A new on-line dual enzymatic method for simultaneous quantification of cholesterol and triglycerides in lipoproteins by HPLC.

We describe an on-line dual detection method using HPLC for lipoprotein analysis that allows simultaneous determination of cholesterol and triglyceride profiles from a single injection of sample. Two different gel permeation columns, TSKgel LipopropakXL and Superose 6HR, were applied to the dual detection system, evaluating analytical performance of the proposed method and the columns by analyzing serum samples from human and nonhuman subjects. Both TSK and Superose columns produced good within-day imprecision values less than 4.7% for cholesterol and 4.2% for triglyceride determination. Linear regression analysis showed the results from the Superose column (y) correlated well with those from the TSK column (x): y = 0.969x + 5.44 (r = 0.990) for total cholesterol (mg/dl), y = 1.08x - 11.14 (r = 0.985) for total triglycerides (mg/dl), and y = 1.093x - 0.06 (r = 0.978) for the ratios of triglycerides to cholesterol (mg/mg). Furthermore, the cholesterol and triglyceride profiles elucidated the differences in the resolution ability of the columns, which have not been apparent from a single lipid profile. We conclude that the dual detection concept with proper choice of column and enzymic reagents specific to the objectives of the particular study can facilitate studies of lipoprotein metabolism.

Estrogen treatment of prostate cancer increases triglycerides in lipoproteins as demonstrated by HPLC and immunoseparation techniques.

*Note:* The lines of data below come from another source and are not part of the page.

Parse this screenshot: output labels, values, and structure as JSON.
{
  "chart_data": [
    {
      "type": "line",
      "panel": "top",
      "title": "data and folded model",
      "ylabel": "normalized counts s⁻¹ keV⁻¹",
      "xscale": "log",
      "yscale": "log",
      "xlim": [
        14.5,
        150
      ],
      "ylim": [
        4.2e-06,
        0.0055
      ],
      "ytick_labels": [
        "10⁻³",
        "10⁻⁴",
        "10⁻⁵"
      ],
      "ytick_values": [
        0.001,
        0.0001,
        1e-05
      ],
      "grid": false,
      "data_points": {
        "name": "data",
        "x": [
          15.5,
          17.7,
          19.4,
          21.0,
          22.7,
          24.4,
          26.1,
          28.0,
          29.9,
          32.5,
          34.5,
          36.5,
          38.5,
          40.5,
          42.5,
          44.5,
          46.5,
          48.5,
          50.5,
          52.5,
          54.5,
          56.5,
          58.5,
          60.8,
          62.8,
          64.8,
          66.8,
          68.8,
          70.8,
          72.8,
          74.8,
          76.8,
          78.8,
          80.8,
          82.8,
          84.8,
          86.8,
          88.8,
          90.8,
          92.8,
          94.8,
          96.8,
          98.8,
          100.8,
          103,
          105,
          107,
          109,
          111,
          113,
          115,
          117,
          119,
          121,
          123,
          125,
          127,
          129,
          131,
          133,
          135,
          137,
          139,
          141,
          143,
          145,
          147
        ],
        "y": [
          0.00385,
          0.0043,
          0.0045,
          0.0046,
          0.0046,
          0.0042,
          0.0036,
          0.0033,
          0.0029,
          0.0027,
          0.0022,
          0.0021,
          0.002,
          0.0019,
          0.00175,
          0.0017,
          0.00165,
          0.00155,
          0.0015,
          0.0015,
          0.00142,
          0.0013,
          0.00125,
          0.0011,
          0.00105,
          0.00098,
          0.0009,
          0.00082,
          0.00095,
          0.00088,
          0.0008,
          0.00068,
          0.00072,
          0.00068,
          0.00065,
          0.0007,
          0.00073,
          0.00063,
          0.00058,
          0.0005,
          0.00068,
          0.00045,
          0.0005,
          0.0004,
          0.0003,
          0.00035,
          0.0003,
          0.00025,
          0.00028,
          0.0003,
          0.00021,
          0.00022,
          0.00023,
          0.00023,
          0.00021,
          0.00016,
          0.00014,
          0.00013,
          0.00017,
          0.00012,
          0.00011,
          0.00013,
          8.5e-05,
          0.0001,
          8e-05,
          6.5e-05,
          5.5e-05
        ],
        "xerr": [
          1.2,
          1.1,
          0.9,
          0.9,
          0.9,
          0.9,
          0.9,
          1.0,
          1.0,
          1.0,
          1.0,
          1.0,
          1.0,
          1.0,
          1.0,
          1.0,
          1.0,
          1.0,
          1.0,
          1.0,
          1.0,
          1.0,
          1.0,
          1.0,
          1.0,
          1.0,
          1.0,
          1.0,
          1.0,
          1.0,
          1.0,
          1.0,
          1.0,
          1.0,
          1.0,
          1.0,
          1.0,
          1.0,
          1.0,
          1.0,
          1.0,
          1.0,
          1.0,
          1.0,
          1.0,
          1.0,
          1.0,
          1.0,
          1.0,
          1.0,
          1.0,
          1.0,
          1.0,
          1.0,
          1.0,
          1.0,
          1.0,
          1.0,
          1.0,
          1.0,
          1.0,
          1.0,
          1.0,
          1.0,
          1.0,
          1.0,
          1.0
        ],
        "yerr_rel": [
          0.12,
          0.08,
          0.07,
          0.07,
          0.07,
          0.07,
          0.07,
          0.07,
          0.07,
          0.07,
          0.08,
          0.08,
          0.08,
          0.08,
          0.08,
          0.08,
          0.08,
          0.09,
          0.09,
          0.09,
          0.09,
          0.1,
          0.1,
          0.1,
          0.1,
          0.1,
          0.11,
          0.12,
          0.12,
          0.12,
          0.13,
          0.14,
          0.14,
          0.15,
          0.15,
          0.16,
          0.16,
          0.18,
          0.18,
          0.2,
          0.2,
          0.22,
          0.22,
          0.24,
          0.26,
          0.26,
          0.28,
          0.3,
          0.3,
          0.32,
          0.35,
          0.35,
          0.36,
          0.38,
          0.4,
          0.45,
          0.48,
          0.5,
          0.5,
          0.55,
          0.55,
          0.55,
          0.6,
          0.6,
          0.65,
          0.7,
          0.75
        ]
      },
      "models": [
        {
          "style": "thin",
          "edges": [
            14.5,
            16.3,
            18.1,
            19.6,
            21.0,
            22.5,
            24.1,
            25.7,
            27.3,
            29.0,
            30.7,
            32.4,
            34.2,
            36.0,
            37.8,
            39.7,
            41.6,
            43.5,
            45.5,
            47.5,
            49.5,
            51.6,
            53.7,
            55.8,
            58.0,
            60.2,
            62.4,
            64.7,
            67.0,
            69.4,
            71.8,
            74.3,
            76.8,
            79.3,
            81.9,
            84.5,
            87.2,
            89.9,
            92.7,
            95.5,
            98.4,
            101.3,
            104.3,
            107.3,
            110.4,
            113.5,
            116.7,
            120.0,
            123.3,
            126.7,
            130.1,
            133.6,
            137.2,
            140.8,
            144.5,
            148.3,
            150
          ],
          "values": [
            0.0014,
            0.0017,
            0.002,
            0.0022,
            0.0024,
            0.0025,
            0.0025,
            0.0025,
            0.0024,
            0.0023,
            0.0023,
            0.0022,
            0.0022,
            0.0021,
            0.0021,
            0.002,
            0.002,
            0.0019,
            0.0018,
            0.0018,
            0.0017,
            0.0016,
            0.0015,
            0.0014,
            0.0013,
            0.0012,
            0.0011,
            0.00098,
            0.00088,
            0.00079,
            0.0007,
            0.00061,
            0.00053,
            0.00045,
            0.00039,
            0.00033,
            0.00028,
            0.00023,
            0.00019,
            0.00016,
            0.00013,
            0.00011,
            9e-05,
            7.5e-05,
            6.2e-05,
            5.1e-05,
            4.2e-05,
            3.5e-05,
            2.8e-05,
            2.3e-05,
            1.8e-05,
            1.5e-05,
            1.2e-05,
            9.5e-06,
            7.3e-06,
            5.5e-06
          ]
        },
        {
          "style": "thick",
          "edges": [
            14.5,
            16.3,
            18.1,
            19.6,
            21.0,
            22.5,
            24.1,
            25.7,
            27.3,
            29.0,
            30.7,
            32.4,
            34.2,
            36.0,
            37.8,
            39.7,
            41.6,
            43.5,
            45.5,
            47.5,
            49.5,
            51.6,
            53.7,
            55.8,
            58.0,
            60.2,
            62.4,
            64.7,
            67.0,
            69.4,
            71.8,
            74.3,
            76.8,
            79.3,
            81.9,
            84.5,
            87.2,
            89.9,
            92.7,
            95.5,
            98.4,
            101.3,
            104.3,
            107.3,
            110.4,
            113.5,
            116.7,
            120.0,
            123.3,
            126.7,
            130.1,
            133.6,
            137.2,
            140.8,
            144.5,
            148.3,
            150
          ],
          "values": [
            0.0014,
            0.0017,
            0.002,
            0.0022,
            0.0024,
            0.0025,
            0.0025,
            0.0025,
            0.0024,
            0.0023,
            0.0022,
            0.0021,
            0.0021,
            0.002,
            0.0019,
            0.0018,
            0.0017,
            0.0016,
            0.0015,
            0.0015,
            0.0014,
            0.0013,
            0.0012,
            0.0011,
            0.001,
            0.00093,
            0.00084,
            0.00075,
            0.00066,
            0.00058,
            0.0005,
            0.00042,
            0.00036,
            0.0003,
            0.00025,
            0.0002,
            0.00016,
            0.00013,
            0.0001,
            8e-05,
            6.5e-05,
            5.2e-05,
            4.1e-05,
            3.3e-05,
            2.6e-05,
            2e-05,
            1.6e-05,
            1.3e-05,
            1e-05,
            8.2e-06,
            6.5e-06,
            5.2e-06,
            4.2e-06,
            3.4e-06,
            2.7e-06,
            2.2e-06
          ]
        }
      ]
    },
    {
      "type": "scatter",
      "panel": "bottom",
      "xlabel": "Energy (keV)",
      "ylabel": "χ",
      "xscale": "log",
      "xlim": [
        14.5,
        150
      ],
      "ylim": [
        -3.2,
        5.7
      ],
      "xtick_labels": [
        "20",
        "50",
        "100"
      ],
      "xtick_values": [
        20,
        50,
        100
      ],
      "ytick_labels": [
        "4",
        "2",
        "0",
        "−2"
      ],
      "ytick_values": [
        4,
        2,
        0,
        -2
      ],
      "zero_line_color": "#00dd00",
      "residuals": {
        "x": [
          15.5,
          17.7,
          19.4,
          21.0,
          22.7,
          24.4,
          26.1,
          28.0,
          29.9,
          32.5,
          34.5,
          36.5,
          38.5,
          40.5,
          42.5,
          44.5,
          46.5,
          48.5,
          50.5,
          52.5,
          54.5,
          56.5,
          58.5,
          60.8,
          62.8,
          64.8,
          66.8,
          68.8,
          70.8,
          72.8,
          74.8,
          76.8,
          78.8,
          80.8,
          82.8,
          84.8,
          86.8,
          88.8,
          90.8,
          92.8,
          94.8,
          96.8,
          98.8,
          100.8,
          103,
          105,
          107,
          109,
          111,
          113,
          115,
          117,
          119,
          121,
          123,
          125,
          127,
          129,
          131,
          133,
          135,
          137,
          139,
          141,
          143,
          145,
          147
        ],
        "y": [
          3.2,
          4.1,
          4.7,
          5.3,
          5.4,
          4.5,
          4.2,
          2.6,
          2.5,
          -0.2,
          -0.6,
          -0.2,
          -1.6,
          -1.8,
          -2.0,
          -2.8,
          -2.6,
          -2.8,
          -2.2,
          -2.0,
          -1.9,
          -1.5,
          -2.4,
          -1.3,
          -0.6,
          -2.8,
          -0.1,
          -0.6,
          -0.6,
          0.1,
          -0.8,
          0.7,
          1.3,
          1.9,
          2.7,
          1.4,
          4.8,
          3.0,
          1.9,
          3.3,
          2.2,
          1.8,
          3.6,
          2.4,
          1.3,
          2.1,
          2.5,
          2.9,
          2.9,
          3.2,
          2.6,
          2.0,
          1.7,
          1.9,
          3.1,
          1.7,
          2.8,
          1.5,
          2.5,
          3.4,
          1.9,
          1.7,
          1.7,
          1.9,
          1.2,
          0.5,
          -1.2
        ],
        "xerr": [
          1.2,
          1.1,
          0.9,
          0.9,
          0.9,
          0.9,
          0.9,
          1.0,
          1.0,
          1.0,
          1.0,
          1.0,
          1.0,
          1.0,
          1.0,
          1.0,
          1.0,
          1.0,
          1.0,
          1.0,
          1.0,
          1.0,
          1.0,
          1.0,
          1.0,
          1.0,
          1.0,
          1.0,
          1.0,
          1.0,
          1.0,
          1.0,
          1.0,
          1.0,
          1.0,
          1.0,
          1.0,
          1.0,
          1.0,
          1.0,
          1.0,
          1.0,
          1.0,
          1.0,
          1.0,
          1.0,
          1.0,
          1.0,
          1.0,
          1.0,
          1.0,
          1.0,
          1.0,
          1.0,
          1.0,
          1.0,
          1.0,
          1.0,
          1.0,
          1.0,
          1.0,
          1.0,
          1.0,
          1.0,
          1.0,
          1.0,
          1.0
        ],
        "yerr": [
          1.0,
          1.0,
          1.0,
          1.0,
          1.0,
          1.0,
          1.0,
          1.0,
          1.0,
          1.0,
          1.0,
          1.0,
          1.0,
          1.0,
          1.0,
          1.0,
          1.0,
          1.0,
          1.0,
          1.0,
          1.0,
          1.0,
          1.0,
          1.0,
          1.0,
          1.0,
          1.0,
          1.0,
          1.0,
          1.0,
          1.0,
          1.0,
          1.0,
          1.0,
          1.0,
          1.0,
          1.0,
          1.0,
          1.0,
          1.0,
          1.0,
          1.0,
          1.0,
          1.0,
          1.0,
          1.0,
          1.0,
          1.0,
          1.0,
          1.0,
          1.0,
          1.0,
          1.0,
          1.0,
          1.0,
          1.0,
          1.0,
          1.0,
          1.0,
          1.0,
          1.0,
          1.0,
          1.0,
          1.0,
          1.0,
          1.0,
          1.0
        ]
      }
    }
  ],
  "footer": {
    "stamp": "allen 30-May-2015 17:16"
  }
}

BACKGROUND: Estrogen administration is known to increase serum triglyceride concentrations. This study measured changes in lipoproteins of patients with prostate cancer treated with estrogen to determine whether the increased triglyceride concentrations are associated with atherogenic lipoprotein patterns. METHODS: Fifteen patients (52-87 years) with histologically diagnosed prostate cancer received diethylstilbestrol diphosphate (250 mg/day). Serum samples were collected before and after 1 and 2 weeks of treatment. Cholesterol and triglyceride profiles of major lipoproteins were determined by HPLC, remnant-like particle cholesterol and triglyceride concentrations by an immunoseparation technique, and apolipoproteins by immunologic methods. RESULTS: Estrogen treatment induced a 63.3% increase in total triglyceride concentrations, which occurred in all major lipoprotein classes with significant increases in HDL-triglycerides (130.4%), LDL-triglycerides (60.7%) and VLDL-triglycerides (56.2%). HDL-cholesterol increased significantly by 26.8%, while LDL-cholesterol decreased (15.6%). Remnant-like particle triglyceride concentrations also increased significantly by 77%, whereas remnant-like particle cholesterol concentrations remained unchanged. Apolipoproteins A-I and A-II increased; apolipoprotein E and Lp(a) decreased. CONCLUSIONS: The techniques used here conveniently demonstrated that short-term estrogen treatment in prostate cancer patients resulted in triglyceride enrichment of all major lipoprotein classes but did not induce changes in the lipoprotein profiles generally recognized as increasing risk for cardiovascular disease, except for the elevation of plasma triglyceride and remnant-like particle triglyceride.